History

United States
- Name: John Wright Stanly
- Namesake: John Wright Stanly
- Builder: North Carolina Shipbuilding Company, Wilmington, North Carolina
- Yard number: 59
- Way number: 5
- Laid down: 18 December 1942
- Launched: 19 January 1943
- Renamed: Leiv Eriksson
- Fate: Scrapped 1969

General characteristics
- Type: Liberty ship
- Tonnage: 7,000 long tons deadweight (DWT)
- Length: 441 ft 6 in (134.57 m)
- Beam: 56 ft 11 in (17.35 m)
- Draft: 27 ft 9 in (8.46 m)
- Propulsion: Two oil-fired boilers; Triple expansion steam engine; Single screw; 2,500 hp (1,864 kW);
- Speed: 11 knots (20 km/h; 13 mph)
- Capacity: 9,140 tons cargo
- Complement: 41
- Armament: 1 × Stern-mounted 4 in (100 mm) deck gun; AA guns;

= SS John Wright Stanly =

World War II Liberty ship of the United States

SS John Wright Stanly (MC contract 881) was a Liberty ship built in the United States during World War II. She was originally named after John Wright Stanly, a New Bern, North Carolina businessman and American Revolutionary War privateer. On the ways she was renamed SS Leiv Eiriksson after the Norse explorer.

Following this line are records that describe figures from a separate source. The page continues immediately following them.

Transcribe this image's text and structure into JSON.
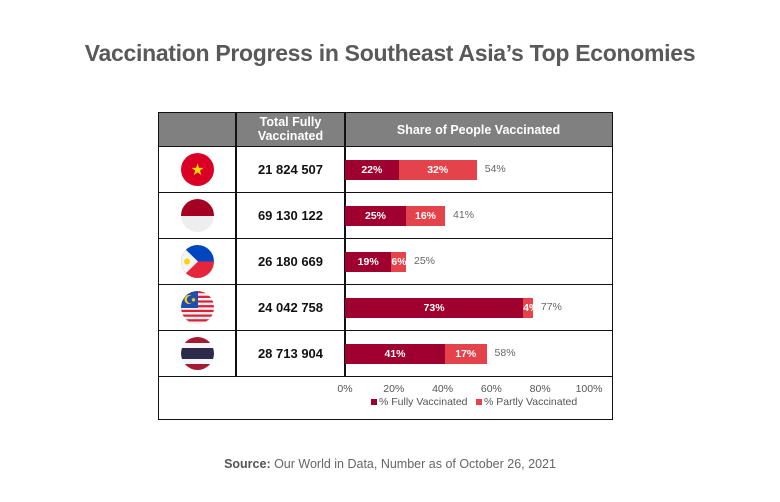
{
  "title": "Vaccination Progress in Southeast Asia’s Top Economies",
  "source_label": "Source:",
  "source_text": " Our World in Data, Number as of October 26, 2021",
  "colors": {
    "fully": "#A00030",
    "partly": "#E5434C",
    "header": "#808080"
  },
  "chart_data": {
    "type": "bar",
    "stacked": true,
    "orientation": "horizontal",
    "title": "Vaccination Progress in Southeast Asia’s Top Economies",
    "column_headers": [
      "Total Fully Vaccinated",
      "Share of People Vaccinated"
    ],
    "categories": [
      "Vietnam",
      "Indonesia",
      "Philippines",
      "Malaysia",
      "Thailand"
    ],
    "flag_icons": [
      "vietnam-flag-icon",
      "indonesia-flag-icon",
      "philippines-flag-icon",
      "malaysia-flag-icon",
      "thailand-flag-icon"
    ],
    "total_fully_vaccinated": [
      "21 824 507",
      "69 130 122",
      "26 180 669",
      "24 042 758",
      "28 713 904"
    ],
    "series": [
      {
        "name": "% Fully Vaccinated",
        "values": [
          22,
          25,
          19,
          73,
          41
        ],
        "labels": [
          "22%",
          "25%",
          "19%",
          "73%",
          "41%"
        ]
      },
      {
        "name": "% Partly Vaccinated",
        "values": [
          32,
          16,
          6,
          4,
          17
        ],
        "labels": [
          "32%",
          "16%",
          "6%",
          "4%",
          "17%"
        ]
      }
    ],
    "totals": [
      "54%",
      "41%",
      "25%",
      "77%",
      "58%"
    ],
    "xlim": [
      0,
      100
    ],
    "xticks": [
      "0%",
      "20%",
      "40%",
      "60%",
      "80%",
      "100%"
    ],
    "legend": "bottom",
    "grid": false
  }
}
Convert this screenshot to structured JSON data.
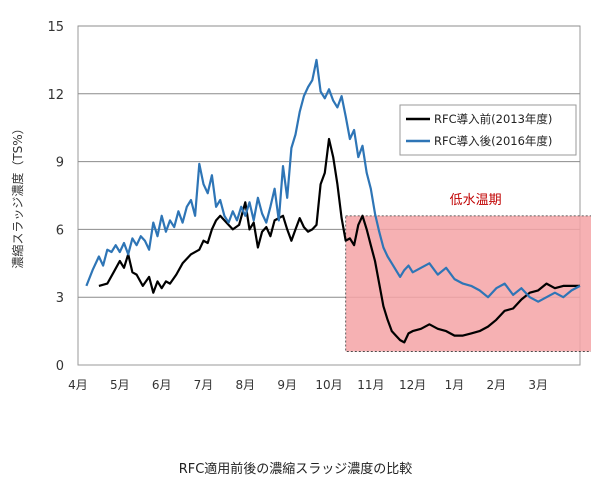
{
  "caption": "RFC適用前後の濃縮スラッジ濃度の比較",
  "chart_data": {
    "type": "line",
    "ylabel": "濃縮スラッジ濃度（TS%）",
    "xlabel": "",
    "ylim": [
      0,
      15
    ],
    "yticks": [
      0,
      3,
      6,
      9,
      12,
      15
    ],
    "x_tick_labels": [
      "4月",
      "5月",
      "6月",
      "7月",
      "8月",
      "9月",
      "10月",
      "11月",
      "12月",
      "1月",
      "2月",
      "3月"
    ],
    "grid": "horizontal",
    "legend_position": "top-right",
    "shaded_region": {
      "label": "低水温期",
      "x_start": 6.4,
      "x_end": 12.8,
      "y_start": 0.6,
      "y_end": 6.6,
      "fill": "#f5a3a6",
      "label_color": "#c00000"
    },
    "series": [
      {
        "name": "RFC導入前(2013年度)",
        "color": "#000000",
        "x": [
          0.5,
          0.7,
          0.85,
          1.0,
          1.1,
          1.2,
          1.3,
          1.4,
          1.55,
          1.7,
          1.8,
          1.9,
          2.0,
          2.1,
          2.2,
          2.35,
          2.5,
          2.7,
          2.9,
          3.0,
          3.1,
          3.2,
          3.3,
          3.4,
          3.55,
          3.7,
          3.85,
          4.0,
          4.1,
          4.2,
          4.3,
          4.4,
          4.5,
          4.6,
          4.7,
          4.8,
          4.9,
          5.0,
          5.1,
          5.2,
          5.3,
          5.4,
          5.5,
          5.6,
          5.7,
          5.8,
          5.9,
          6.0,
          6.1,
          6.2,
          6.3,
          6.4,
          6.5,
          6.6,
          6.7,
          6.8,
          6.9,
          7.0,
          7.1,
          7.2,
          7.3,
          7.4,
          7.5,
          7.6,
          7.7,
          7.8,
          7.9,
          8.0,
          8.2,
          8.4,
          8.6,
          8.8,
          9.0,
          9.2,
          9.4,
          9.6,
          9.8,
          10.0,
          10.2,
          10.4,
          10.6,
          10.8,
          11.0,
          11.2,
          11.4,
          11.6,
          11.8,
          12.0
        ],
        "values": [
          3.5,
          3.6,
          4.1,
          4.6,
          4.3,
          4.9,
          4.1,
          4.0,
          3.5,
          3.9,
          3.2,
          3.7,
          3.4,
          3.7,
          3.6,
          4.0,
          4.5,
          4.9,
          5.1,
          5.5,
          5.4,
          6.0,
          6.4,
          6.6,
          6.3,
          6.0,
          6.2,
          7.2,
          6.0,
          6.3,
          5.2,
          5.9,
          6.1,
          5.7,
          6.4,
          6.5,
          6.6,
          6.0,
          5.5,
          6.0,
          6.5,
          6.1,
          5.9,
          6.0,
          6.2,
          8.0,
          8.5,
          10.0,
          9.2,
          8.0,
          6.5,
          5.5,
          5.6,
          5.3,
          6.2,
          6.6,
          6.0,
          5.3,
          4.6,
          3.6,
          2.6,
          2.0,
          1.5,
          1.3,
          1.1,
          1.0,
          1.4,
          1.5,
          1.6,
          1.8,
          1.6,
          1.5,
          1.3,
          1.3,
          1.4,
          1.5,
          1.7,
          2.0,
          2.4,
          2.5,
          2.9,
          3.2,
          3.3,
          3.6,
          3.4,
          3.5,
          3.5,
          3.5
        ]
      },
      {
        "name": "RFC導入後(2016年度)",
        "color": "#2e75b6",
        "x": [
          0.2,
          0.35,
          0.5,
          0.6,
          0.7,
          0.8,
          0.9,
          1.0,
          1.1,
          1.2,
          1.3,
          1.4,
          1.5,
          1.6,
          1.7,
          1.8,
          1.9,
          2.0,
          2.1,
          2.2,
          2.3,
          2.4,
          2.5,
          2.6,
          2.7,
          2.8,
          2.9,
          3.0,
          3.1,
          3.2,
          3.3,
          3.4,
          3.5,
          3.6,
          3.7,
          3.8,
          3.9,
          4.0,
          4.1,
          4.2,
          4.3,
          4.4,
          4.5,
          4.6,
          4.7,
          4.8,
          4.9,
          5.0,
          5.1,
          5.2,
          5.3,
          5.4,
          5.5,
          5.6,
          5.7,
          5.8,
          5.9,
          6.0,
          6.1,
          6.2,
          6.3,
          6.4,
          6.5,
          6.6,
          6.7,
          6.8,
          6.9,
          7.0,
          7.1,
          7.2,
          7.3,
          7.4,
          7.5,
          7.6,
          7.7,
          7.8,
          7.9,
          8.0,
          8.2,
          8.4,
          8.6,
          8.8,
          9.0,
          9.2,
          9.4,
          9.6,
          9.8,
          10.0,
          10.2,
          10.4,
          10.6,
          10.8,
          11.0,
          11.2,
          11.4,
          11.6,
          11.8,
          12.0
        ],
        "values": [
          3.5,
          4.2,
          4.8,
          4.4,
          5.1,
          5.0,
          5.3,
          5.0,
          5.4,
          4.9,
          5.6,
          5.3,
          5.7,
          5.5,
          5.1,
          6.3,
          5.7,
          6.6,
          5.9,
          6.4,
          6.1,
          6.8,
          6.3,
          7.0,
          7.3,
          6.6,
          8.9,
          8.0,
          7.6,
          8.4,
          7.0,
          7.3,
          6.6,
          6.3,
          6.8,
          6.4,
          7.0,
          6.6,
          7.2,
          6.4,
          7.4,
          6.7,
          6.3,
          7.0,
          7.8,
          6.4,
          8.8,
          7.4,
          9.6,
          10.2,
          11.2,
          11.9,
          12.3,
          12.6,
          13.5,
          12.1,
          11.8,
          12.2,
          11.7,
          11.4,
          11.9,
          11.0,
          10.0,
          10.4,
          9.2,
          9.7,
          8.5,
          7.8,
          6.7,
          5.9,
          5.2,
          4.8,
          4.5,
          4.2,
          3.9,
          4.2,
          4.4,
          4.1,
          4.3,
          4.5,
          4.0,
          4.3,
          3.8,
          3.6,
          3.5,
          3.3,
          3.0,
          3.4,
          3.6,
          3.1,
          3.4,
          3.0,
          2.8,
          3.0,
          3.2,
          3.0,
          3.3,
          3.5
        ]
      }
    ]
  }
}
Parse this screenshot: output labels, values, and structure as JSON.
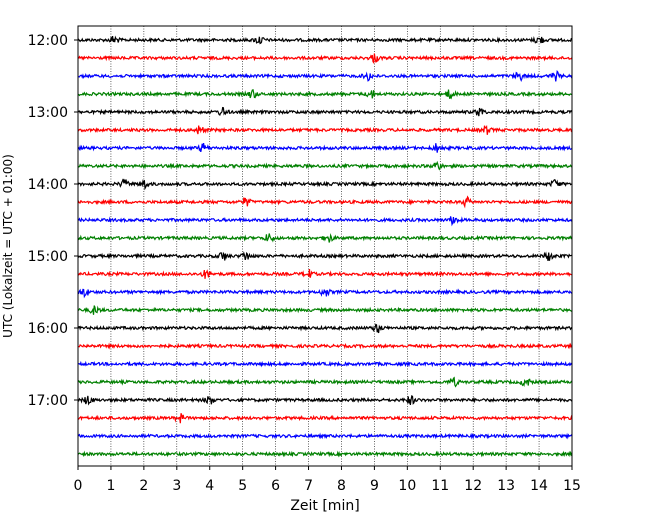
{
  "chart_data": {
    "type": "line",
    "description": "",
    "xlabel": "Zeit  [min]",
    "ylabel": "UTC (Lokalzeit = UTC + 01:00)",
    "xlim": [
      0,
      15
    ],
    "xticks": [
      "0",
      "1",
      "2",
      "3",
      "4",
      "5",
      "6",
      "7",
      "8",
      "9",
      "10",
      "11",
      "12",
      "13",
      "14",
      "15"
    ],
    "yticks": [
      "12:00",
      "13:00",
      "14:00",
      "15:00",
      "16:00",
      "17:00"
    ],
    "grid": "vertical dotted lines at each minute",
    "trace_start": "12:00",
    "trace_interval_minutes": 15,
    "trace_count": 24,
    "color_cycle": [
      "#000000",
      "#ff0000",
      "#0000ff",
      "#008000"
    ],
    "trace_bursts_minutes": [
      [
        1.1,
        5.5,
        14.0
      ],
      [
        9.0
      ],
      [
        8.8,
        13.4,
        14.5
      ],
      [
        5.3,
        8.9,
        11.3
      ],
      [
        4.4,
        12.2
      ],
      [
        3.7,
        12.4
      ],
      [
        3.8,
        10.9
      ],
      [
        10.9
      ],
      [
        1.4,
        2.0,
        14.5
      ],
      [
        5.1,
        11.8
      ],
      [
        11.4
      ],
      [
        5.8,
        7.6
      ],
      [
        4.4,
        5.1,
        14.3
      ],
      [
        3.9,
        7.0
      ],
      [
        0.2,
        7.5
      ],
      [
        0.5
      ],
      [
        9.1
      ],
      [],
      [],
      [
        11.4,
        13.6
      ],
      [
        0.3,
        4.0,
        10.1
      ],
      [
        3.1
      ],
      [],
      []
    ]
  }
}
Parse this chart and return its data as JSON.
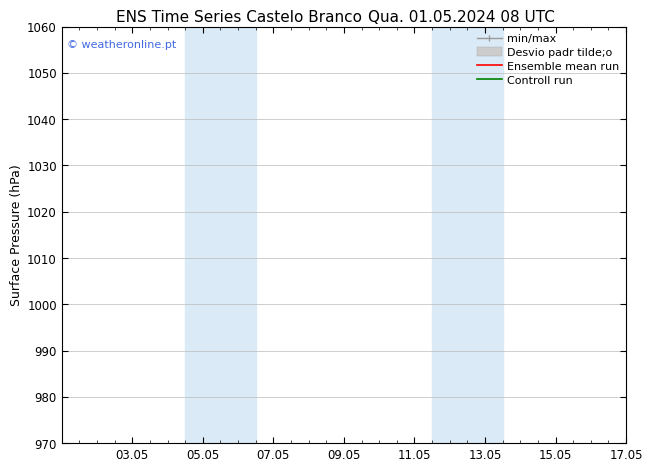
{
  "title_left": "ENS Time Series Castelo Branco",
  "title_right": "Qua. 01.05.2024 08 UTC",
  "ylabel": "Surface Pressure (hPa)",
  "ylim": [
    970,
    1060
  ],
  "yticks": [
    970,
    980,
    990,
    1000,
    1010,
    1020,
    1030,
    1040,
    1050,
    1060
  ],
  "xlim": [
    0,
    16
  ],
  "xtick_labels": [
    "03.05",
    "05.05",
    "07.05",
    "09.05",
    "11.05",
    "13.05",
    "15.05",
    "17.05"
  ],
  "xtick_positions": [
    2,
    4,
    6,
    8,
    10,
    12,
    14,
    16
  ],
  "shaded_bands": [
    {
      "x_start": 3.5,
      "x_end": 5.5,
      "color": "#daeaf6"
    },
    {
      "x_start": 10.5,
      "x_end": 12.5,
      "color": "#daeaf6"
    }
  ],
  "watermark": "© weatheronline.pt",
  "watermark_color": "#4169E1",
  "legend_labels": [
    "min/max",
    "Desvio padr tilde;o",
    "Ensemble mean run",
    "Controll run"
  ],
  "legend_colors": [
    "#999999",
    "#cccccc",
    "red",
    "green"
  ],
  "background_color": "#ffffff",
  "plot_bg_color": "#ffffff",
  "grid_color": "#bbbbbb",
  "title_fontsize": 11,
  "ylabel_fontsize": 9,
  "tick_fontsize": 8.5,
  "legend_fontsize": 8,
  "watermark_fontsize": 8
}
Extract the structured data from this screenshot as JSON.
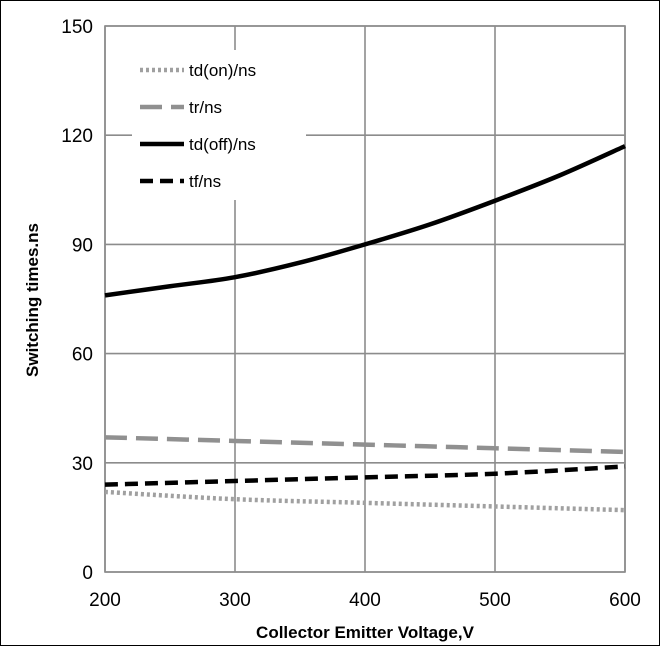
{
  "chart_data": {
    "type": "line",
    "title": "",
    "xlabel": "Collector Emitter Voltage,V",
    "ylabel": "Switching times.ns",
    "xlim": [
      200,
      600
    ],
    "ylim": [
      0,
      150
    ],
    "xticks": [
      200,
      300,
      400,
      500,
      600
    ],
    "yticks": [
      0,
      30,
      60,
      90,
      120,
      150
    ],
    "grid": true,
    "legend_position": "top-left",
    "series": [
      {
        "name": "td(on)/ns",
        "color": "#a0a0a0",
        "dash": "dotted",
        "x": [
          200,
          300,
          400,
          500,
          600
        ],
        "y": [
          22,
          20,
          19,
          18,
          17
        ]
      },
      {
        "name": "tr/ns",
        "color": "#909090",
        "dash": "dashed-long",
        "x": [
          200,
          300,
          400,
          500,
          600
        ],
        "y": [
          37,
          36,
          35,
          34,
          33
        ]
      },
      {
        "name": "td(off)/ns",
        "color": "#000000",
        "dash": "solid",
        "x": [
          200,
          250,
          300,
          350,
          400,
          450,
          500,
          550,
          600
        ],
        "y": [
          76,
          78.5,
          81,
          85,
          90,
          95.5,
          102,
          109,
          117
        ]
      },
      {
        "name": "tf/ns",
        "color": "#000000",
        "dash": "dashed",
        "x": [
          200,
          300,
          400,
          500,
          600
        ],
        "y": [
          24,
          25,
          26,
          27,
          29
        ]
      }
    ]
  }
}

The ship was laid down by North Carolina Shipbuilding Company in their Cape Fear River yard on December 18, 1942, then launched on January 19, 1943. She was operated by the Barber Steamship Company from her deliver until August 14, 1944, when American West African Lines took over. In October 1946 the Norwegian government purchased Eriksson. She was sold into private hands in 1947 and scrapped in 1969.